Lord Black of Brentwood, chairman of the News Media Association’s legal, policy and regulatory affairs committee, has called for “tighter controls” on the BBC’s online news services to prevent it from crowding out commercial rivals through an unsustainable competitive advantage.
Speaking in a House of Lords debate on the BBC yesterday (Thursday) Lord Black, executive director of Telegraph Media Group, called for the BBC to enter into a “genuine partnership role” with the commercial sector.
Lord Black said: “Our reverence for the BBC’s role as a content provider – about which we have heard a great deal, and which I share – must not be allowed to obscure the realities of its commercial impact on the rest of the media; in particular, the private sector news media publishers, which face an extremely tough time as they transit from print-based operations to global digital news suppliers.
“If we are to have a vibrant democracy in which government is held effectively to account, then we need plural provision of news, with a commercially successful private sector news market, providing a range of partial and campaigning journalism, operating alongside licensed and impartial TV news provision. How these two parts of the media ecosystem develop over the next 10 years and relate to each other is the crucial issue at the heart of the charter review, especially with regard to the BBC’s digital operations, on which I wish to concentrate.
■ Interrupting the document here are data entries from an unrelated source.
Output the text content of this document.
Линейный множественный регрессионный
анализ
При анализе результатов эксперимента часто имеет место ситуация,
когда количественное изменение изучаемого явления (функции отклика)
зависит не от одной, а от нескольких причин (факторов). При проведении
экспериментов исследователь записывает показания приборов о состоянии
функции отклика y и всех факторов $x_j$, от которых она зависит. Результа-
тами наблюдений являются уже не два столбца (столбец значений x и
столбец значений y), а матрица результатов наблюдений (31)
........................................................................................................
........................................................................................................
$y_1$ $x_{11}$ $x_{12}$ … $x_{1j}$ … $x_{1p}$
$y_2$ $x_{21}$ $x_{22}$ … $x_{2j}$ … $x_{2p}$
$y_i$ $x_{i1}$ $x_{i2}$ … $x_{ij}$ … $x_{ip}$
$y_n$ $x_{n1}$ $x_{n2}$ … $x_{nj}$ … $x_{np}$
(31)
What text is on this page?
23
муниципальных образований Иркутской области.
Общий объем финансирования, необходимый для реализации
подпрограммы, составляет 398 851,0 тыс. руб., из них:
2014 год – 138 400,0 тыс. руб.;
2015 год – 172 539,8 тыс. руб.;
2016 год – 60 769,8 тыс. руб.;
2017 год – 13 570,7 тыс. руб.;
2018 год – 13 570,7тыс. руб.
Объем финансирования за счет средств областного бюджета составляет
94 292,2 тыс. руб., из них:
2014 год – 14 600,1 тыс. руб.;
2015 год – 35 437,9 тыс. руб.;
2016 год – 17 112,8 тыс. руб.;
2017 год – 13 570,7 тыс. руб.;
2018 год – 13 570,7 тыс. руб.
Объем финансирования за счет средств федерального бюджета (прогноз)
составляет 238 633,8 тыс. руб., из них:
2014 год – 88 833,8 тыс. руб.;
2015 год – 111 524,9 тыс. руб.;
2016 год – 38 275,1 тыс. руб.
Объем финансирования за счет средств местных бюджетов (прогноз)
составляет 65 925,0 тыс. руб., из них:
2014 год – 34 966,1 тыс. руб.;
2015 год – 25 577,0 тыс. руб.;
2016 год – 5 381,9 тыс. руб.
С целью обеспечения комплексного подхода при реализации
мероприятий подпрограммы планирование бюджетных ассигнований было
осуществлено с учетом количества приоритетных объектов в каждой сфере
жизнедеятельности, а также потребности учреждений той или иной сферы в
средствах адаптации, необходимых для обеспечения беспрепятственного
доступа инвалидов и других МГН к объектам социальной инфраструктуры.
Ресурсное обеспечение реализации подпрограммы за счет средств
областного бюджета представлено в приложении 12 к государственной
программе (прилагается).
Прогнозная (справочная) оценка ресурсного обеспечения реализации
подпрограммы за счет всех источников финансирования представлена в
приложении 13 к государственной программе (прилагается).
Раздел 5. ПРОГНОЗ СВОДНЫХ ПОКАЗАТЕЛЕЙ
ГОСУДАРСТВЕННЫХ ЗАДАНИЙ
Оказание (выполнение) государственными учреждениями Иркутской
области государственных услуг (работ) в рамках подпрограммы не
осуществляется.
“In this period of rapid transition, the impact of a continually expanding and licence fee-funded online news operation, using the BBC’s network of overseas journalists to underpin those commercial news operations and producing ever more local UK news and magazine-style content, will, if not tackled, be highly damaging for the development of commercial news brands—if not lethal for many.
“The sums of money the BBC invests in BBC Online are huge. The headline figure alone is £201 million, but that masks the huge advantage from the £l billion spent on the World Service and BBC Radio. I say to the noble Baroness, Lady Bakewell, that that is how the BBC is crowding out its commercial rivals. It provides a competitive advantage which is unsustainable if we are to maintain a plural media market.
“Rather than seeking continually to expand online content at a time when resources are stretched, surely the time is now right to subject it to far tighter control in terms of its market impact, something particularly important in the local market.”